Car Renaud, auteur « d’embryonnaires nouvelles, d’aphorismes bidon » imprimés naguère dans un fanzine universitaire, et qui à l’époque furent éclipsés par les textes clicheteux d’un rival beau gosse franco-argentin (un certain « Juan » !), a renoncé à écrire – et aujourd’hui ne peut même plus tenir son Journal intime. Au fond, ce n’est pas tant lui qui fuit les choses que celles-ci qui le fuient et cela depuis toujours. « Quelque chose m’a toujours empêché de franchir le cap. » Quelque chose qui s'appelle le défaut de fabrication, le ressort cassé, le moteur noyé.
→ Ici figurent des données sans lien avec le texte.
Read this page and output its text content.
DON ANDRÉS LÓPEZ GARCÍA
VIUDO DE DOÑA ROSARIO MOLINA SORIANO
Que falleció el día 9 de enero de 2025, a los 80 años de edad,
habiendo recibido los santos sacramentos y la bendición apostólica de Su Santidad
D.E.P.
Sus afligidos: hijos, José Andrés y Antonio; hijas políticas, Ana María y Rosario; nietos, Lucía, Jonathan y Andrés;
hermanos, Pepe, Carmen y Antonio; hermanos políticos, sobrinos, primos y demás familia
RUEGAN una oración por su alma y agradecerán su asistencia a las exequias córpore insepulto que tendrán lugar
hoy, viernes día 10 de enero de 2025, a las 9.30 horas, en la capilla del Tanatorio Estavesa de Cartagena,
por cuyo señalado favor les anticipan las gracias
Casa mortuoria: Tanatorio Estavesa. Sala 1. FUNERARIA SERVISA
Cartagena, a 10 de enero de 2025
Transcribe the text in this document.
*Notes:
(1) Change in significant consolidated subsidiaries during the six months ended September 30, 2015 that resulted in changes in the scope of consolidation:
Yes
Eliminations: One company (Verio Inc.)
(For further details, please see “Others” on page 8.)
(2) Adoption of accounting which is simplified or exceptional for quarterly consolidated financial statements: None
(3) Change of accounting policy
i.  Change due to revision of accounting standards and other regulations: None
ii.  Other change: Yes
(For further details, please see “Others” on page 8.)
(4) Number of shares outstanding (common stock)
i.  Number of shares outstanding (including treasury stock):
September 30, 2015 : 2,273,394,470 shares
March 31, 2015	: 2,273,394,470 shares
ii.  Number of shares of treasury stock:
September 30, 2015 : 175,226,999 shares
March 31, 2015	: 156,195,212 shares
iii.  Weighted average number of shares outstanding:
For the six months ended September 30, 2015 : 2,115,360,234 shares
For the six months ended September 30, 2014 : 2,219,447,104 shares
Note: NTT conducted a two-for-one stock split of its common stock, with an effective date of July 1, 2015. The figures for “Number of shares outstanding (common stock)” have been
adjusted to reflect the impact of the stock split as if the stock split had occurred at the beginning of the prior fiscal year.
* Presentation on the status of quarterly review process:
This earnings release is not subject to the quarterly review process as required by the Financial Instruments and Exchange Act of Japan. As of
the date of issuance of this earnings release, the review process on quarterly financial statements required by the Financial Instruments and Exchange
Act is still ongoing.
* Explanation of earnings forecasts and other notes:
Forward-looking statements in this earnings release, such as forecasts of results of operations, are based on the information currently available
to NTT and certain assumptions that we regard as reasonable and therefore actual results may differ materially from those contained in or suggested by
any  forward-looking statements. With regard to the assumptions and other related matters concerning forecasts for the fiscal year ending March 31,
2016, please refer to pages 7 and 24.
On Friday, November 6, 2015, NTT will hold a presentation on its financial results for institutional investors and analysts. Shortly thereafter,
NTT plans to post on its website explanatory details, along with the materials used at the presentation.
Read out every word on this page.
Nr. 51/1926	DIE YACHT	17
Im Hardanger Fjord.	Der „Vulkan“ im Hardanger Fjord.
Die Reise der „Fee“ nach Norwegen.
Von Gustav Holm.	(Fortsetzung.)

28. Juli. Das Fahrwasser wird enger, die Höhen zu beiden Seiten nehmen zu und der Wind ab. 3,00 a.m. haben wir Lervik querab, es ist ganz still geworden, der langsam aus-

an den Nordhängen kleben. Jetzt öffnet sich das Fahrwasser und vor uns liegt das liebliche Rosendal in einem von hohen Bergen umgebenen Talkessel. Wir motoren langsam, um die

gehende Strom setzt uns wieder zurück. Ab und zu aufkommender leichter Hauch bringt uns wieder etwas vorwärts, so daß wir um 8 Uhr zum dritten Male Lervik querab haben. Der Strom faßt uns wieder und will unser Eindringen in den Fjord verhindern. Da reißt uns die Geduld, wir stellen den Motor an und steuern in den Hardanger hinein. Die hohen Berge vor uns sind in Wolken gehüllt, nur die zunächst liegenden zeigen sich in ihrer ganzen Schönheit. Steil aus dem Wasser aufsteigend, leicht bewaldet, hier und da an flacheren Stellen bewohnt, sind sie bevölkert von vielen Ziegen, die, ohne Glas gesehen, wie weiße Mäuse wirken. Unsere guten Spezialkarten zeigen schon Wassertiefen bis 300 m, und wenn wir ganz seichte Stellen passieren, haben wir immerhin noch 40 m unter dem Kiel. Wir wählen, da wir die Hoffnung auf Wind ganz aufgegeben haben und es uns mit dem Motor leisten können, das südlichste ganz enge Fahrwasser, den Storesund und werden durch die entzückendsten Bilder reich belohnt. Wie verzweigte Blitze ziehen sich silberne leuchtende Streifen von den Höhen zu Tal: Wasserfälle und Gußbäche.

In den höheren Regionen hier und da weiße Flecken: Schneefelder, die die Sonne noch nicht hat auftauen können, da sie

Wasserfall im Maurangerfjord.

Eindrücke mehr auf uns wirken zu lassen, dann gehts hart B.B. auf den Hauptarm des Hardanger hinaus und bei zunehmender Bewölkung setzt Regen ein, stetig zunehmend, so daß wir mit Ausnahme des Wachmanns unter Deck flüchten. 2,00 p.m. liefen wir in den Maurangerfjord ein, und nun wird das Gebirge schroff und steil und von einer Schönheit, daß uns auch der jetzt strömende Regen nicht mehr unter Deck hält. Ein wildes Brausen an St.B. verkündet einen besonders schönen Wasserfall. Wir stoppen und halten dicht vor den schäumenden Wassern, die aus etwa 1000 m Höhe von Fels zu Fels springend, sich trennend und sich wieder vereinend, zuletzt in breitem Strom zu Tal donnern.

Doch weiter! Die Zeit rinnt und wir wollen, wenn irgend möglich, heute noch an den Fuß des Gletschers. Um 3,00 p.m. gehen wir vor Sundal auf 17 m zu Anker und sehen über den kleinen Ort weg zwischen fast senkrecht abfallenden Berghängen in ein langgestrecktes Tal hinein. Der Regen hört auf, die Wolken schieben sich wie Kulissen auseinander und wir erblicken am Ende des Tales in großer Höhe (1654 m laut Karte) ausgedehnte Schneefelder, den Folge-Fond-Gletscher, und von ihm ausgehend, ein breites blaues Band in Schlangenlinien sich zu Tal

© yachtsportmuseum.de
Sans parler de ce souvenir d’enfance qui le hante et dans lequel il se convainc d'avoir vu toute sa vie :

« À dix ans, je me rappelle avoir croisé une cervelle d’agneau à moitié écrasée, jetée sur l’asphalte brûlant non loin de l’étal d’un boucher, le samedi matin, à la fin du marché de Brive. Tout occupés à leurs courses, à leurs affaires, les gens défilaient à côté de ce truc mort sans le voir. Moi je n’arrivais pas détacher mes yeux de la chose, ce tas de chair dégueulasse et puant, ce morceau de souffrance à nu, à même le trottoir, tellement obscène. (…) Inscrite au plus profond de ma mémoire, la cervelle du marché persiste à me hanter lors des gueules de bois, parfois dans mes rêves. J’ai l’impression que mon encéphale se trouve exposé au soleil à la vue de tous. » 

Charogne baudelairienne donc, un destin qui en vaut bien un autre – surtout pour un écrivain par définition à l'aise dans la description de sa propre désolation et mieux, de la vie ratée qui aurait pu être la sienne. Finalement, être personnage de roman, c'est être auteur. La vraie littérature sera apophatique ou ne sera pas. Et Etienne Ruhaud, qui connaît l'art du récit aussi bien que la banlieue d'Alfortville, est un vrai auteur. Et il paraît même qu'il est aussi éditeur.